Jamal menterjemahkan bahwa nama ibuku sama dengan namanya. Bahkan nama nenek kami rupanya juga sama. Etek itu tertawa mendengar keterangan itu. Melalui Jamal dia menanyakan apakah ibuku masih ada, yang aku jawab sudah tidak ada.

Kami makan siang bersama. Cukup mengejutkan bahwa masakan mereka adalah masakan Minang. Ada rendang ayam, goreng ikan balado dan sayur berkuah santan. Walau rasanya sudah tidak asli.

Kami berbincang-bincang sambil makan (praktis hanya aku dan Jamal). Aku baru tahu bahwa etek yang muda tidak tinggal disini tapi di tempat iparnya, istri adiknya almarhum. Karena obrolan yang panjang aku tidak jadi bisa pergi shalat asar ke mesjid. Jamal mengajakku shalat berjamaah dan memintaku jadi imam.

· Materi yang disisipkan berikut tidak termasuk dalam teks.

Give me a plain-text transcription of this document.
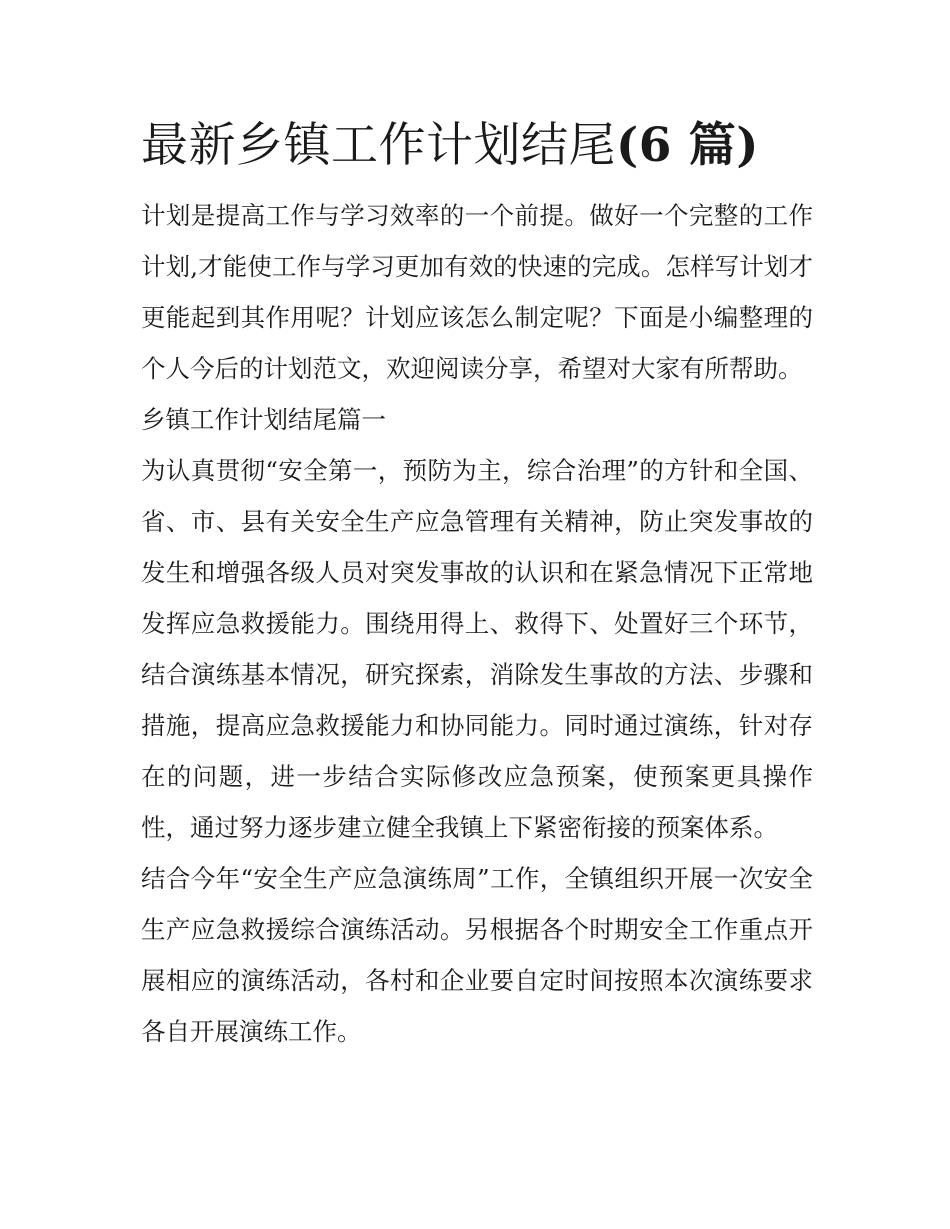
最新乡镇工作计划结尾(6 篇)

计划是提高工作与学习效率的一个前提。做好一个完整的工作计划,才能使工作与学习更加有效的快速的完成。怎样写计划才更能起到其作用呢？计划应该怎么制定呢？下面是小编整理的个人今后的计划范文，欢迎阅读分享，希望对大家有所帮助。

乡镇工作计划结尾篇一

为认真贯彻“安全第一，预防为主，综合治理”的方针和全国、省、市、县有关安全生产应急管理有关精神，防止突发事故的发生和增强各级人员对突发事故的认识和在紧急情况下正常地发挥应急救援能力。围绕用得上、救得下、处置好三个环节，结合演练基本情况，研究探索，消除发生事故的方法、步骤和措施，提高应急救援能力和协同能力。同时通过演练，针对存在的问题，进一步结合实际修改应急预案，使预案更具操作性，通过努力逐步建立健全我镇上下紧密衔接的预案体系。

结合今年“安全生产应急演练周”工作，全镇组织开展一次安全生产应急救援综合演练活动。另根据各个时期安全工作重点开展相应的演练活动，各村和企业要自定时间按照本次演练要求各自开展演练工作。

Aku tanyakan pula apakah mereka tidak ada kontak dengan cucu-cucu inyiak buyut, yang ternyata memang hampir tidak ada. Jamal balik bertanya kepadaku apakah aku mengenal mereka. Aku jawab sejujurnya aku belum mengenal mereka satupun tapi nanti malam aku akan menemui salah satu dari mereka.

‘Mereka tinggal di kota ini? tanyanya.

‘Ya, mereka tinggal dikota ini,’ jawabku.

‘Jam berapa kau berjanji ke tempat mereka?’

‘Sesudah shalat isya, insya Allah,’ jawabku.

‘Mereka akan menjemputmu?’

‘Insya Allah,’ jawabku.

Sementara itu etek muda mengatakan sesuatu kepada Jamal. Rupanya dia menyuruh agar kami besok siang makan di rumahnya. Di rumah tempat dia tinggal dengan adik iparnya. Tentu aku tidak mungkin menolaknya.

Pertemuan itu kami akhiri menjelang senja. Aku mohon diri karena akan shalat magrib di mesjid. Pertemuan yang sangat berkesan.